The University of Akron is now a contributing part of Young Entrepreneurs Consortium, a group that specializes in teaching educational tools and skills to other teachers, preparing them to educate a range of students about their acquired business tips.

The Ohio Department of Education’s Straight A Fund competition grants the College of Business and Administration $13.6 million to further educate other educators.

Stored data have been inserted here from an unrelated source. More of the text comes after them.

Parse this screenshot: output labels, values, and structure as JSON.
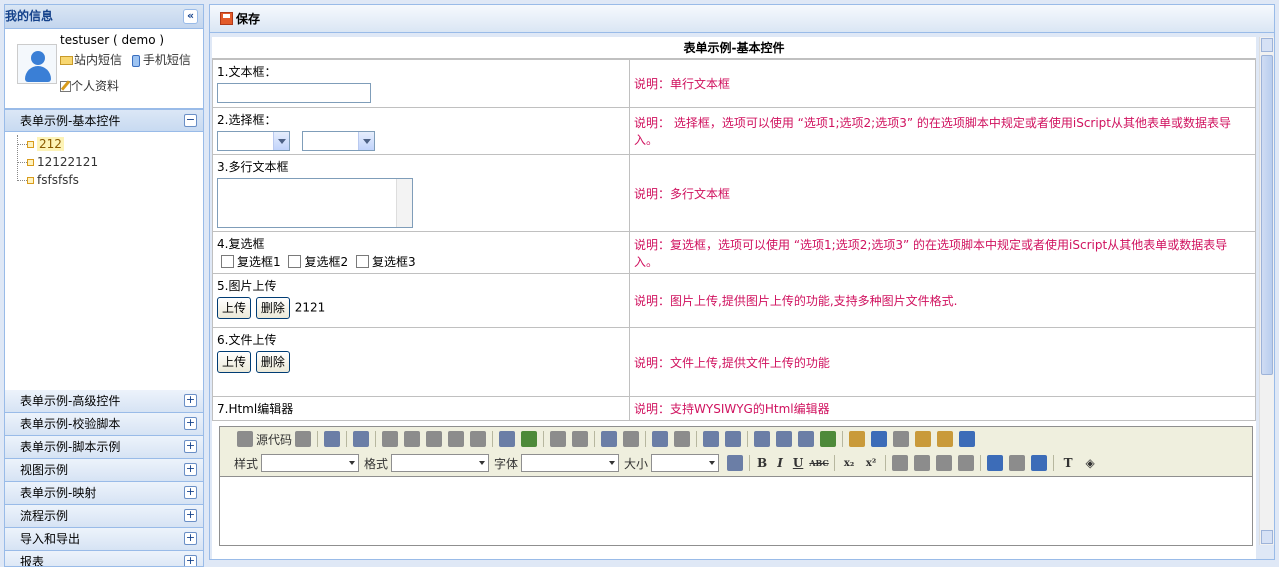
{
  "sidebar": {
    "title": "我的信息",
    "collapse_glyph": "«",
    "user": {
      "name": "testuser ( demo )",
      "link_site_msg": "站内短信",
      "link_sms": "手机短信",
      "link_profile": "个人资料"
    },
    "open_section": {
      "label": "表单示例-基本控件",
      "toggle": "−",
      "items": [
        "212",
        "12122121",
        "fsfsfsfs"
      ]
    },
    "sections": [
      {
        "label": "表单示例-高级控件",
        "toggle": "+"
      },
      {
        "label": "表单示例-校验脚本",
        "toggle": "+"
      },
      {
        "label": "表单示例-脚本示例",
        "toggle": "+"
      },
      {
        "label": "视图示例",
        "toggle": "+"
      },
      {
        "label": "表单示例-映射",
        "toggle": "+"
      },
      {
        "label": "流程示例",
        "toggle": "+"
      },
      {
        "label": "导入和导出",
        "toggle": "+"
      },
      {
        "label": "报表",
        "toggle": "+"
      }
    ]
  },
  "toolbar": {
    "save_label": "保存"
  },
  "form": {
    "title": "表单示例-基本控件",
    "rows": [
      {
        "label": "1.文本框：",
        "desc": "说明：单行文本框"
      },
      {
        "label": "2.选择框：",
        "desc": "说明： 选择框，选项可以使用 “选项1;选项2;选项3” 的在选项脚本中规定或者使用iScript从其他表单或数据表导入。"
      },
      {
        "label": "3.多行文本框",
        "desc": "说明：多行文本框"
      },
      {
        "label": "4.复选框",
        "desc": "说明：复选框，选项可以使用 “选项1;选项2;选项3” 的在选项脚本中规定或者使用iScript从其他表单或数据表导入。"
      },
      {
        "label": "5.图片上传",
        "desc": "说明：图片上传,提供图片上传的功能,支持多种图片文件格式."
      },
      {
        "label": "6.文件上传",
        "desc": "说明：文件上传,提供文件上传的功能"
      },
      {
        "label": "7.Html编辑器",
        "desc": "说明：支持WYSIWYG的Html编辑器"
      }
    ],
    "checkboxes": [
      "复选框1",
      "复选框2",
      "复选框3"
    ],
    "upload_label": "上传",
    "delete_label": "删除",
    "image_value": "2121"
  },
  "editor": {
    "source_label": "源代码",
    "style_label": "样式",
    "format_label": "格式",
    "font_label": "字体",
    "size_label": "大小",
    "bold": "B",
    "italic": "I",
    "underline": "U",
    "strike": "ABC",
    "sub": "x₂",
    "sup": "x²",
    "text_color_label": "T",
    "bg_color_label": "◈"
  }
}
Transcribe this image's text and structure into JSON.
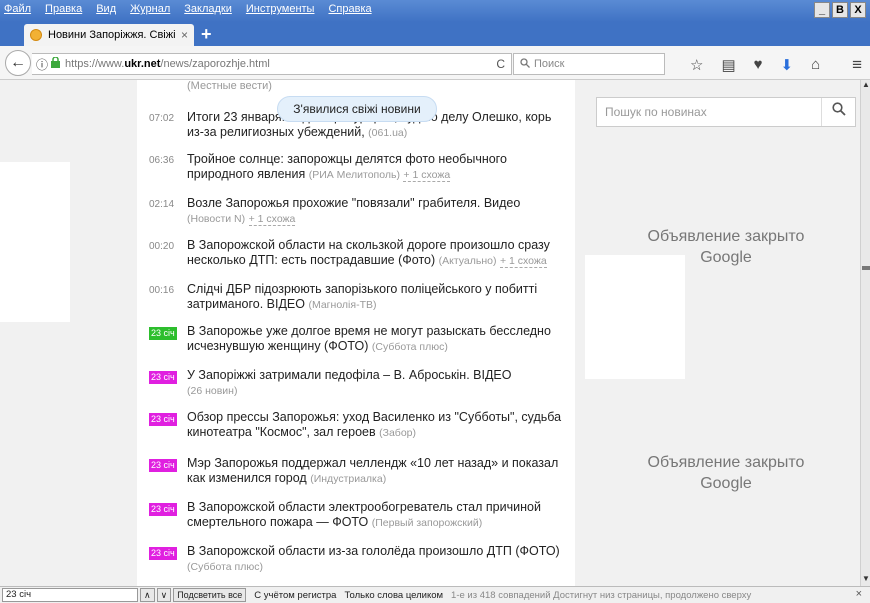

With ambitions to prime students, beginning in middle school, to be future leaders, this consortium prepares educators on how to train future leaders.

“In order for the high school teachers to teach dual enrollment courses in their schools they must be licensed by the State of Ohio in their area of expertise,” explained William Hauser, Interim Assistant Dean and Director of Graduate Programs in Business. “This is the role that the UA College of Business Administration plays in the grant.”

The future educators participate in a six course, 18 credit hour program designed by the CBA that provides the teachers with a license needed to teach the students.

Those teachers joining the CBA faculty team are in charge of educating roughly 26,000 students from 11 different countries, all with hopes of learning better business and entrepreneur skills.

This work-based learning environment aims to teach students different tools they can apply in their workplaces and helps students achieve an associate’s degree without attending a college.

The job of the educators is to also encourage participants to further their educational standings by going into a four-year undergraduate program. The Young Entrepreneurs Consortium’s ambition is to offer students with basic skills needed to succeed after high school. Providing these resources to high school teachers enables their students to gain necessary educational resources and a better understanding of post-high school career options.

When asked about overall goals that can come from the program, Hauser said, “The opportunities for the students to achieve both a high school diploma and a college degree will be greatly enhanced.”